The difference between the image and color modes is that image mode draws points at f(z) with the color at z, while color mode draws points at z with the color at f(z).

Color mode with tiled texture

The same function with phase texture in Riemann mode

Histograms take some number (controlled by the quality setting) of random points, map them to f(z) and approximate the resulting probability distribution by splitting ℂ into bins (size controlled by the grid setting) and counting how many values get mapped into each bin. The volume of each bar then shows the approximate probability density at that point. In points mode it just plots the mapped points, so the density of the points in some area is related to the volume of the matching histogram bar. Three source distributions are available:

  1. The uniform distribution on the Riemann sphere, which can be useful for figuring out how some function operates on the sphere.
  2. The uniform distribution on a disc around 0 with an arbitrary radius. The center can be shifted by plotting f(z+center).
  3. The complex normal distribution with µ=0 and arbitrary σ.

Riemann-Histogram for z+2

Parametric Functions

These are the images of functions from {ℝ, S¹, ℝ² or S¹ × S¹} to {ℝ² or ℝ³}. Most other plot modes are special cases of these. In the S¹ modes, the variables x and y will have values in [0, 2π], where f(0) and f(2π) will be glued together. In the other modes they can be set to any interval (on the left of the window, under "Axis").

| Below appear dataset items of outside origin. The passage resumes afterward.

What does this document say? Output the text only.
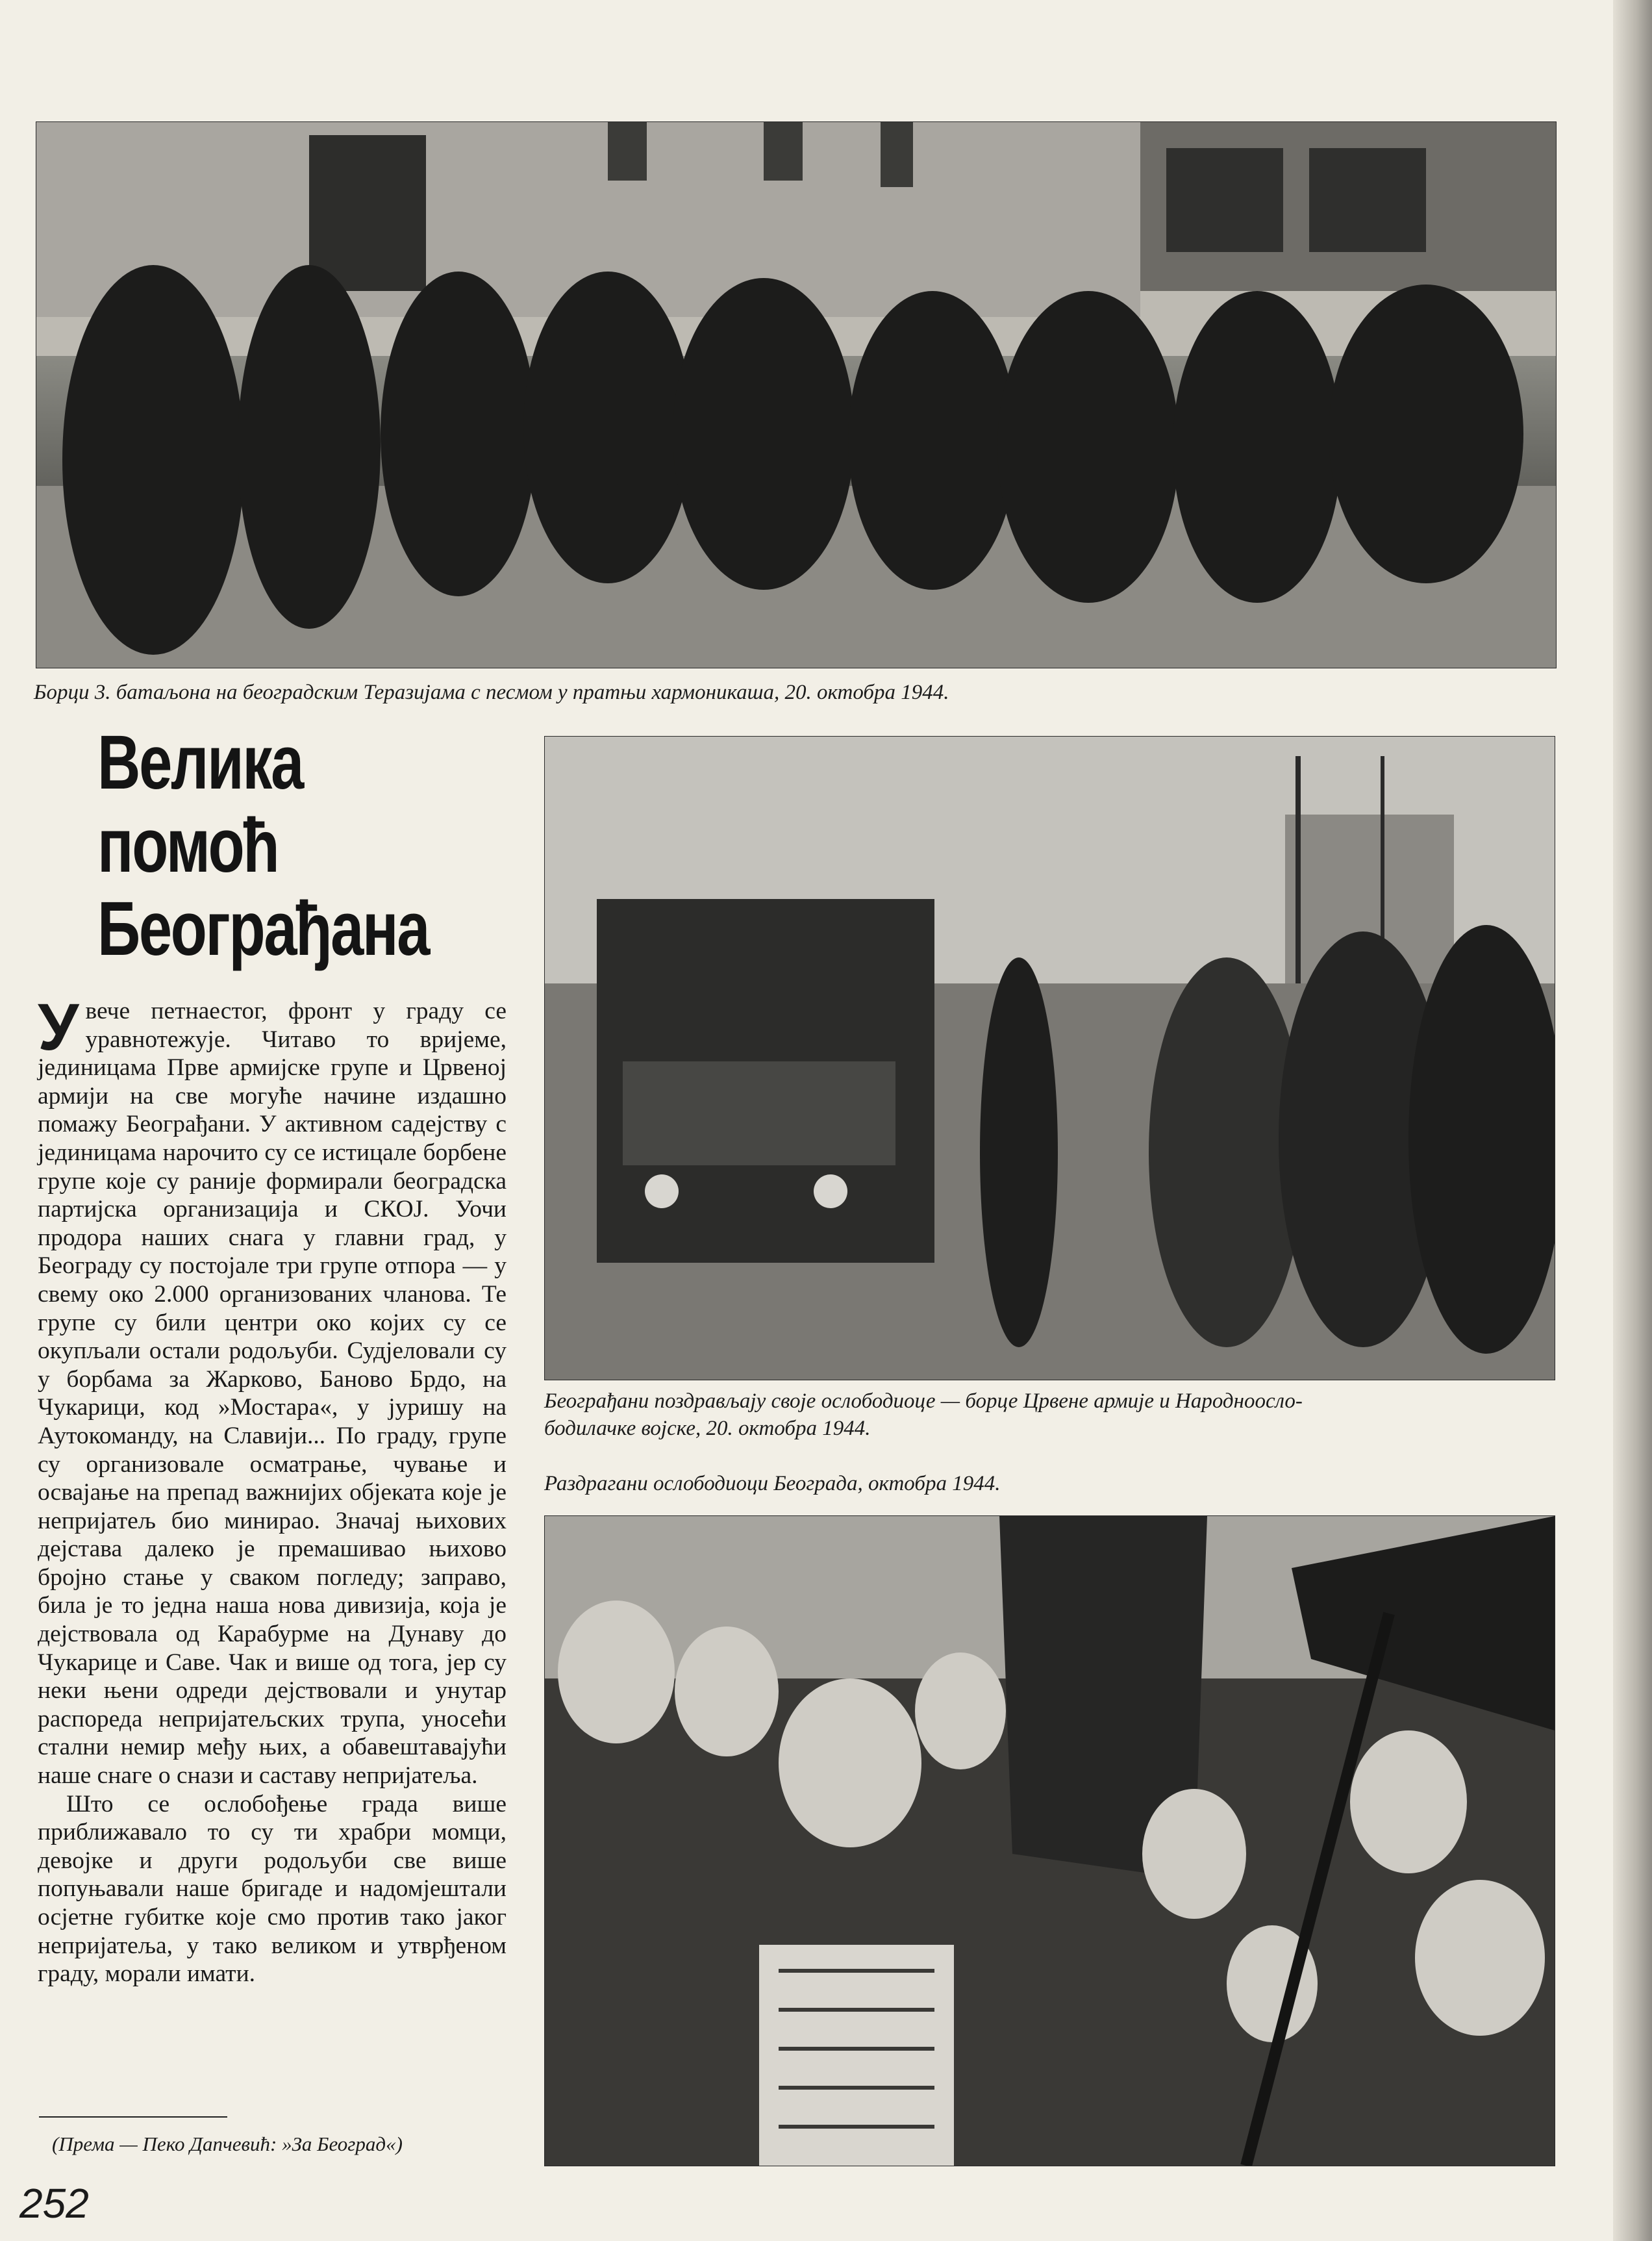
Борци 3. батаљона на београдским Теразијама с песмом у пратњи хармоникаша, 20. октобра 1944.
Београђани поздрављају своје ослободиоце — борце Црвене армије и Народноосло-
бодилачке војске, 20. октобра 1944.
Раздрагани ослободиоци Београда, октобра 1944.
Велика
помоћ
Београђана

Увече петнаестог, фронт у граду се уравнотежује. Читаво то вријеме, јединицама Прве армијске групе и Црвеној армији на све могуће начине издашно помажу Београђани. У активном садејству с јединицама нарочито су се истицале борбене групе које су раније формирали београдска партијска организација и СКОЈ. Уочи продора наших снага у главни град, у Београду су постојале три групе отпора — у свему око 2.000 организованих чланова. Те групе су били центри око којих су се окупљали остали родољуби. Судјеловали су у борбама за Жарково, Баново Брдо, на Чукарици, код »Мостара«, у јуришу на Аутокоманду, на Славији... По граду, групе су организовале осматрање, чување и освајање на препад важнијих објеката које је непријатељ био минирао. Значај њихових дејстава далеко је премашивао њихово бројно стање у сваком погледу; заправо, била је то једна наша нова дивизија, која је дејствовала од Карабурме на Дунаву до Чукарице и Саве. Чак и више од тога, јер су неки њени одреди дејствовали и унутар распореда непријатељских трупа, уносећи стални немир међу њих, а обавештавајући наше снаге о снази и саставу непријатеља.

Што се ослобођење града више приближавало то су ти храбри момци, девојке и други родољуби све више попуњавали наше бригаде и надомјештали осјетне губитке које смо против тако јаког непријатеља, у тако великом и утврђеном граду, морали имати.

(Према — Пеко Дапчевић: »За Београд«)
252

Variable names: x and y a.k.a. u and v. r, phi and z as for graphs. y will be 0 on ℝ and S¹. For functions on ℝ or S¹ there is also t as synonym for x as long as t is not used as a parameter or function name.

Logarithmic spiral

"Spherical Product" from the gallery

Vector Fields

Functions from ℝ² → ℝ² or ℝ³ → ℝ³ can be plotted as vector fields, which have four scaling modes:

  1. Unscaled: Draws the vectors in the axis scale.
  2. Normalized: Scales it so that the largest visible vector has about the same length as the grid width.
  3. Direction Only: Draws all vectors with the same length, again about grid width long.
  4. Connected: Draws connected field lines. It scales the vectors like Normalized does.

Variable names: x, y, z. Also u, v, r ( = √(x²+y²+z²) on ℝ³), phi, theta (on ℝ³) and z = 0 on ℝ² as usual.

 

2D vector field

3D vector field

Phase of Gamma(z) as vector field

Plotting More Than One Function

There are three axis types: 2D, 3D and the Riemann sphere. Combining 2D and 3D yields a 3D plot where the 2D graphs are embedded in the XY-plane, except for ℝ → ℝ graphs, which get embedded in XZ. For different embeddings, parametric modes like ℝ → ℝ³ can be used.

Combining the sphere mode with anything else gives an error ("Axis type mismatch").

Graphs can be added and removed with the +/- buttons of the "Graphs" box in the left hand side of the window. The list entries work like radio buttons in that exactly one of them is always selected (written in bold), which is the current graph whose definition and settings can be modified.

Graphs can be hidden and unhidden with the checkboxes in the graphs list.